O procedimento aconteceu cerca de sete anos depois, em 2009, em Bangkok, na Tailândia. Ariadna então voltou à Itália, onde viveu durante 19 anos, até retornar, no ano passado, para o Brasil para investir na carreira de influenciadora, chegando recentemente a 1 milhão de seguidores. “Um presente no Dia da Visibilidade Trans”, comemora.
Mesmo estabelecida e hoje mantendo uma relação boa com a família, Ariadna ainda destaca muitos obstáculos, até na comunidade LGBTQI+. Segundo ela, mesmo lembradas na sigla T, as pessoas trans dificilmente são exaltadas como divas e rainhas na comunidade. “Só somos lembradas na época das militâncias, no resto do ano somos descartadas.”
A influenciadora cita as rainhas das paradas gay de São Paulo e do Rio como exemplo: “Você vê a Luísa Sonza, Lexa, Anitta, Viviane Araújo que são heteras. Não quero causar um desconforto a elas, porque elas também lutam pela comunidade, mas quando a gente fala de representatividade é importante falar com quem vive na pele.”
A esperança da influenciadora é que a participação da Linn no BBB 22 ajude a comunidade a dar alguns passos, como quebrar a ideia de que as trans são polêmicas, briguentas e associadas à prostituição. “Linn, além de travesti, é poeta, uma ativista cultural e uma pessoa que pode estar ali no nosso convívio.”
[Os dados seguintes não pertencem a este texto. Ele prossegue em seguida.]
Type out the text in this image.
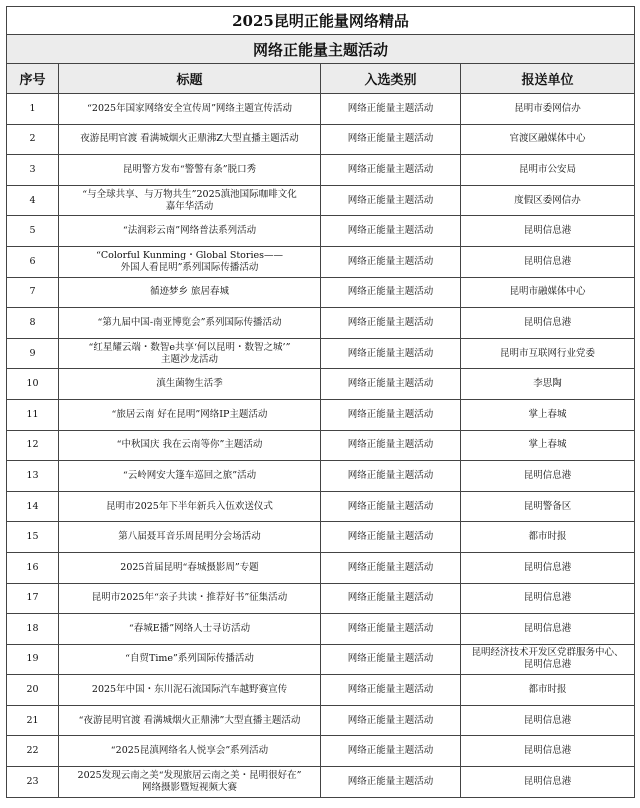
2025昆明正能量网络精品			
网络正能量主题活动			
序号	标题	入选类别	报送单位
1	“2025年国家网络安全宣传周”网络主题宣传活动	网络正能量主题活动	昆明市委网信办
2	夜游昆明官渡 看满城烟火正鼎沸Z大型直播主题活动	网络正能量主题活动	官渡区融媒体中心
3	昆明警方发布“警警有条”脱口秀	网络正能量主题活动	昆明市公安局
4	“与全球共享、与万物共生”2025滇池国际咖啡文化
嘉年华活动	网络正能量主题活动	度假区委网信办
5	“法润彩云南”网络普法系列活动	网络正能量主题活动	昆明信息港
6	“Colorful Kunming・Global Stories——
外国人看昆明”系列国际传播活动	网络正能量主题活动	昆明信息港
7	循迹梦乡 旅居春城	网络正能量主题活动	昆明市融媒体中心
8	“第九届中国-南亚博览会”系列国际传播活动	网络正能量主题活动	昆明信息港
9	“红星耀云端・数智e共享‘何以昆明・数智之城’”
主题沙龙活动	网络正能量主题活动	昆明市互联网行业党委
10	滇生菌物生活季	网络正能量主题活动	李思陶
11	“旅居云南 好在昆明”网络IP主题活动	网络正能量主题活动	掌上春城
12	“中秋国庆 我在云南等你”主题活动	网络正能量主题活动	掌上春城
13	“云岭网安大篷车巡回之旅”活动	网络正能量主题活动	昆明信息港
14	昆明市2025年下半年新兵入伍欢送仪式	网络正能量主题活动	昆明警备区
15	第八届聂耳音乐周昆明分会场活动	网络正能量主题活动	都市时报
16	2025首届昆明“春城摄影周”专题	网络正能量主题活动	昆明信息港
17	昆明市2025年“亲子共读・推荐好书”征集活动	网络正能量主题活动	昆明信息港
18	“春城E播”网络人士寻访活动	网络正能量主题活动	昆明信息港
19	“自贸Time”系列国际传播活动	网络正能量主题活动	昆明经济技术开发区党群服务中心、
昆明信息港
20	2025年中国・东川泥石流国际汽车越野赛宣传	网络正能量主题活动	都市时报
21	“夜游昆明官渡 看满城烟火正鼎沸”大型直播主题活动	网络正能量主题活动	昆明信息港
22	“2025昆滇网络名人悦享会”系列活动	网络正能量主题活动	昆明信息港
23	2025发现云南之美“发现旅居云南之美・昆明很好在”
网络摄影暨短视频大赛	网络正能量主题活动	昆明信息港
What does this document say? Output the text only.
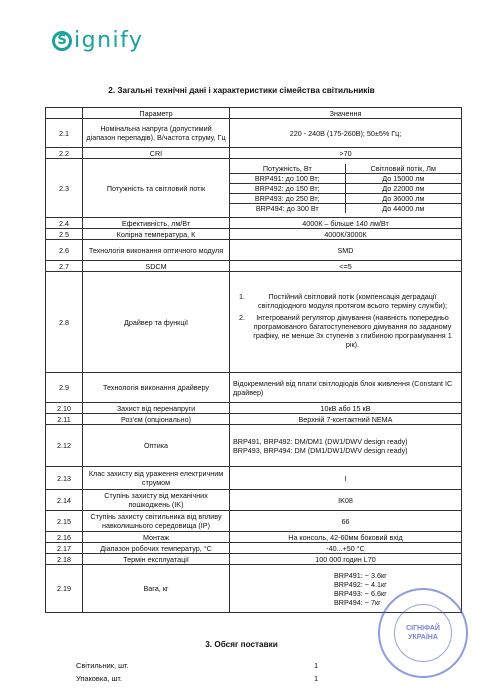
S ignify
2. Загальні технічні дані і характеристики сімейства світильників
	Параметр	Значення
2.1	Номінальна напруга (допустимий діапазон перепадів), В/частота струму, Гц	220 - 240В (175-260В); 50±5% Гц;
2.2	CRI	>70
2.3	Потужність та світловий потік	
Потужність, Вт	Світловий потік, Лм
BRP491: до 100 Вт;	До 15000 лм
BRP492: до 150 Вт;	До 22000 лм
BRP493: до 250 Вт;	До 36000 лм
BRP494: до 300 Вт	До 44000 лм

2.4	Ефективність, лм/Вт	4000К – більше 140 лм/Вт
2.5	Колірна температура, К	4000К/3000К
2.6	Технологія виконання оптичного модуля	SMD
2.7	SDCM	<=5
2.8	Драйвер та функції	
1. Постійний світловий потік (компенсація деградації світлодіодного модуля протягом всього терміну служби);
2. Інтегрований регулятор дімування (наявність попередньо програмованого багатоступеневого дімування по заданому графіку, не менше 3х ступенів з глибиною програмування 1 рік).

2.9	Технологія виконання драйверу	Відокремлений від плати світлодіодів блок живлення (Constant IC драйвер)
2.10	Захист від перенапруги	10кВ або 15 кВ
2.11	Роз'єм (опціонально)	Верхній 7-контактний NEMA
2.12	Оптика	BRP491, BRP492: DM/DM1 (DW1/DWV design ready)
BRP493, BRP494: DM (DM1/DW1/DWV design ready)

2.13	Клас захисту від ураження електричним струмом	I
2.14	Ступінь захисту від механічних пошкоджень (IK)	IK08
2.15	Ступінь захисту світильника від впливу навколишнього середовища (IP)	66
2.16	Монтаж	На консоль, 42-60мм боковий вхід
2.17	Діапазон робочих температур, °С	-40...+50 °С
2.18	Термін експлуатації	100 000 годин L70
2.19	Вага, кг	
BRP491: ~ 3.6кг
BRP492: ~ 4.1кг
BRP493: ~ 6.6кг
BRP494: ~ 7кг
СІГНІФАЙ
УКРАЇНА
3. Обсяг поставки
Світильник, шт.	1
Упаковка, шт.	1
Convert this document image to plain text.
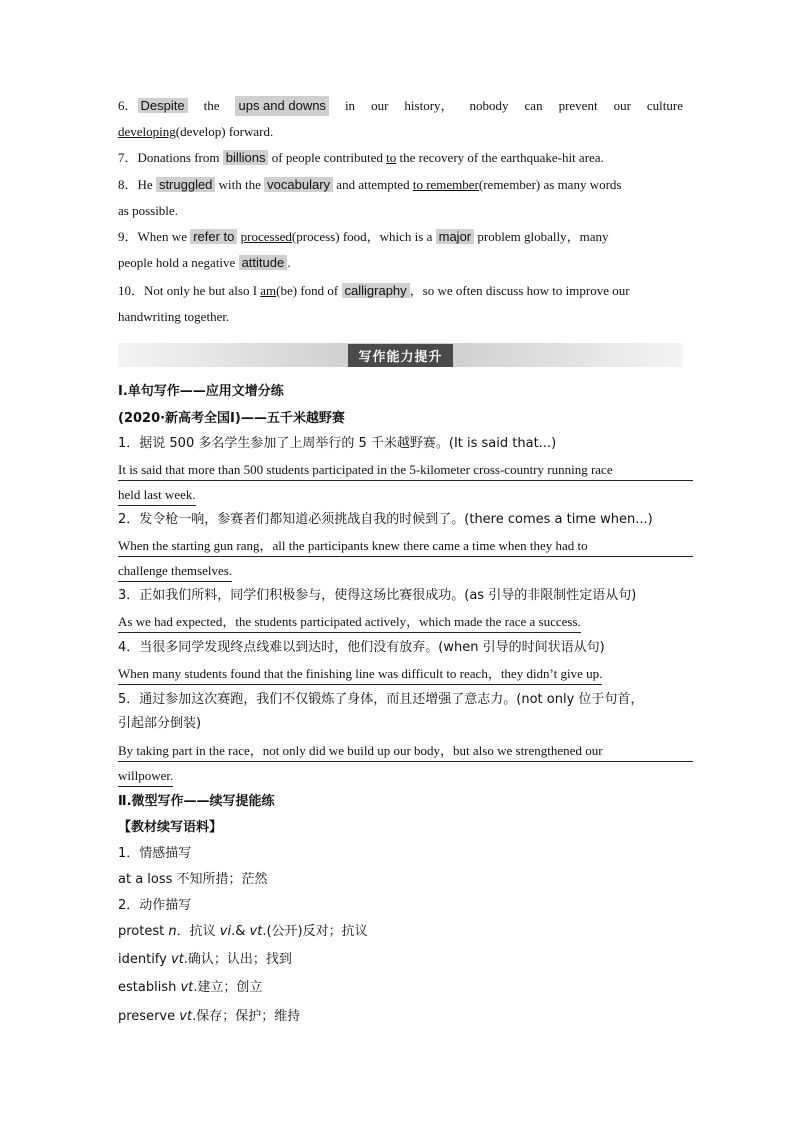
6． Despite the ups and downs in our history， nobody can prevent our culture
developing(develop) forward.
7．Donations from billions of people contributed to the recovery of the earthquake-hit area.
8．He struggled with the vocabulary and attempted to remember(remember) as many words
as possible.
9．When we refer to processed(process) food，which is a major problem globally，many
people hold a negative attitude .
10．Not only he but also I am(be) fond of calligraphy ，so we often discuss how to improve our
handwriting together.
写作能力提升
Ⅰ.单句写作——应用文增分练
(2020·新高考全国Ⅰ)——五千米越野赛
1．据说 500 多名学生参加了上周举行的 5 千米越野赛。(It is said that...)
It is said that more than 500 students participated in the 5-kilometer cross-country running race
held last week.
2．发令枪一响，参赛者们都知道必须挑战自我的时候到了。(there comes a time when...)
When the starting gun rang，all the participants knew there came a time when they had to
challenge themselves.
3．正如我们所料，同学们积极参与，使得这场比赛很成功。(as 引导的非限制性定语从句)
As we had expected，the students participated actively，which made the race a success.
4．当很多同学发现终点线难以到达时，他们没有放弃。(when 引导的时间状语从句)
When many students found that the finishing line was difficult to reach，they didn’t give up.
5．通过参加这次赛跑，我们不仅锻炼了身体，而且还增强了意志力。(not only 位于句首，
引起部分倒装)
By taking part in the race，not only did we build up our body，but also we strengthened our
willpower.
Ⅱ.微型写作——续写提能练
【教材续写语料】
1．情感描写
at a loss 不知所措；茫然
2．动作描写
protest n．抗议 vi.& vt.(公开)反对；抗议
identify vt.确认；认出；找到
establish vt.建立；创立
preserve vt.保存；保护；维持
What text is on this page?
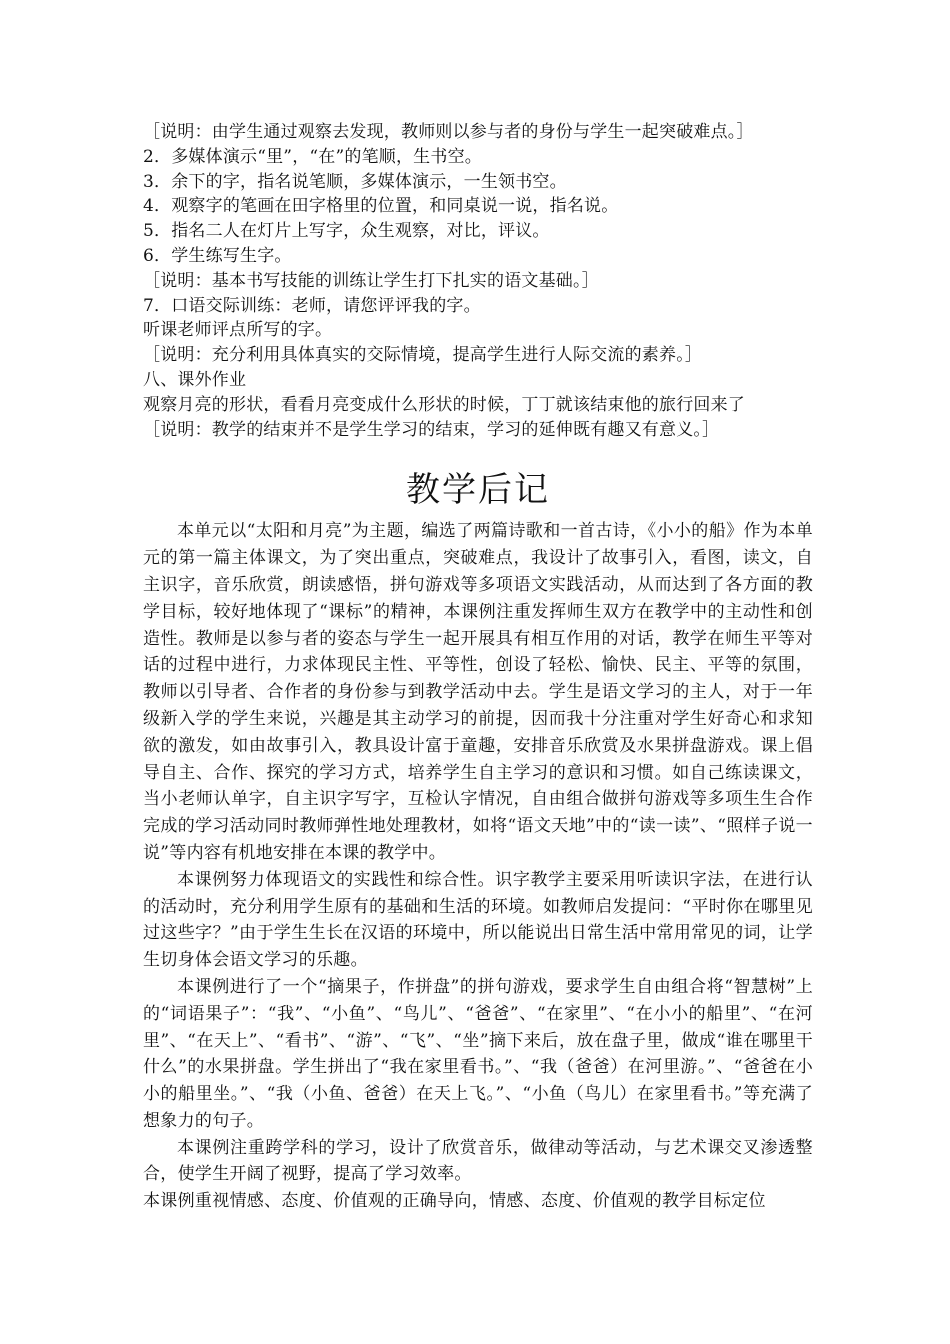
［说明：由学生通过观察去发现，教师则以参与者的身份与学生一起突破难点。］
2．多媒体演示“里”，“在”的笔顺，生书空。
3．余下的字，指名说笔顺，多媒体演示，一生领书空。
4．观察字的笔画在田字格里的位置，和同桌说一说，指名说。
5．指名二人在灯片上写字，众生观察，对比，评议。
6．学生练写生字。
［说明：基本书写技能的训练让学生打下扎实的语文基础。］
7．口语交际训练：老师，请您评评我的字。
听课老师评点所写的字。
［说明：充分利用具体真实的交际情境，提高学生进行人际交流的素养。］
八、课外作业
观察月亮的形状，看看月亮变成什么形状的时候，丁丁就该结束他的旅行回来了
［说明：教学的结束并不是学生学习的结束，学习的延伸既有趣又有意义。］
教学后记
本单元以“太阳和月亮”为主题，编选了两篇诗歌和一首古诗，《小小的船》作为本单元的第一篇主体课文，为了突出重点，突破难点，我设计了故事引入，看图，读文，自主识字，音乐欣赏，朗读感悟，拼句游戏等多项语文实践活动，从而达到了各方面的教学目标，较好地体现了“课标”的精神，本课例注重发挥师生双方在教学中的主动性和创造性。教师是以参与者的姿态与学生一起开展具有相互作用的对话，教学在师生平等对话的过程中进行，力求体现民主性、平等性，创设了轻松、愉快、民主、平等的氛围，教师以引导者、合作者的身份参与到教学活动中去。学生是语文学习的主人，对于一年级新入学的学生来说，兴趣是其主动学习的前提，因而我十分注重对学生好奇心和求知欲的激发，如由故事引入，教具设计富于童趣，安排音乐欣赏及水果拼盘游戏。课上倡导自主、合作、探究的学习方式，培养学生自主学习的意识和习惯。如自己练读课文，当小老师认单字，自主识字写字，互检认字情况，自由组合做拼句游戏等多项生生合作完成的学习活动同时教师弹性地处理教材，如将“语文天地”中的“读一读”、“照样子说一说”等内容有机地安排在本课的教学中。
本课例努力体现语文的实践性和综合性。识字教学主要采用听读识字法，在进行认的活动时，充分利用学生原有的基础和生活的环境。如教师启发提问：“平时你在哪里见过这些字？”由于学生生长在汉语的环境中，所以能说出日常生活中常用常见的词，让学生切身体会语文学习的乐趣。
本课例进行了一个“摘果子，作拼盘”的拼句游戏，要求学生自由组合将“智慧树”上的“词语果子”：“我”、“小鱼”、“鸟儿”、“爸爸”、“在家里”、“在小小的船里”、“在河里”、“在天上”、“看书”、“游”、“飞”、“坐”摘下来后，放在盘子里，做成“谁在哪里干什么”的水果拼盘。学生拼出了“我在家里看书。”、“我（爸爸）在河里游。”、“爸爸在小小的船里坐。”、“我（小鱼、爸爸）在天上飞。”、“小鱼（鸟儿）在家里看书。”等充满了想象力的句子。
本课例注重跨学科的学习，设计了欣赏音乐，做律动等活动，与艺术课交叉渗透整合，使学生开阔了视野，提高了学习效率。
本课例重视情感、态度、价值观的正确导向，情感、态度、价值观的教学目标定位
Sobre o pronome masculino usado por colegas de confinamento para se referir a Linn, como aconteceu com Eslovênia, em pelo menos duas ocasiões, e em mensagens envidas por Laís dentro da casa, Ariadna afirma que eles não se dão ao trabalho de respeitar a cantora.
“Eu posso entender uma irmã que trata uma travesti com o pronome masculino, porque cresceu com ela. Mesmo um primo ou a mãe podem ter ainda dificuldade de adaptação. Mas não uma pessoa que foi apresentada a ela ouvindo ‘Oi, eu sou Lina’. E muito menos vendo a palavra ‘ela’ tatuada no rosto.”
Apesar de não ter tido problemas como esse em sua participação no BBB, Ariadna afirma que sofreu com comentário e ataques da mídia e de pessoas que estavam fora da casa mais vigiada do Brasil. Ela chegou a comentar recentemente em suas redes sociais sobre uma capa do jornal Meia Hora que a abalou na época.
“Eu lembro que chorei muito por tudo que aconteceu. Segurei por nove dias, mas teve uma hora que eu não aguentei, desabei, passei o dia inteiro chorando em casa, no escuro. Não queria comer, não queria levantar [da cama] com toda aquela pressão.”
O pedido de desculpas do jornal chegou apenas este ano, há cerca de uma semana, via redes sociais, e Ariadna diz que não respondeu, assim como optou por não processar a publicação na época. “As pessoas estão acostumadas a um pedido de desculpas, mas não me procuram para falar ‘vamos fazer uma capa falando sobre o que as trans sofrem?’.”
Em tom de desabafo, Ariadna diz que está cansada de ser taxada como polêmica. “Eu estou há 11 anos gritando por respeito, reconhecimento, querendo trabalho e ajudar as outras meninas como eu. E o meu grito é legítimo.”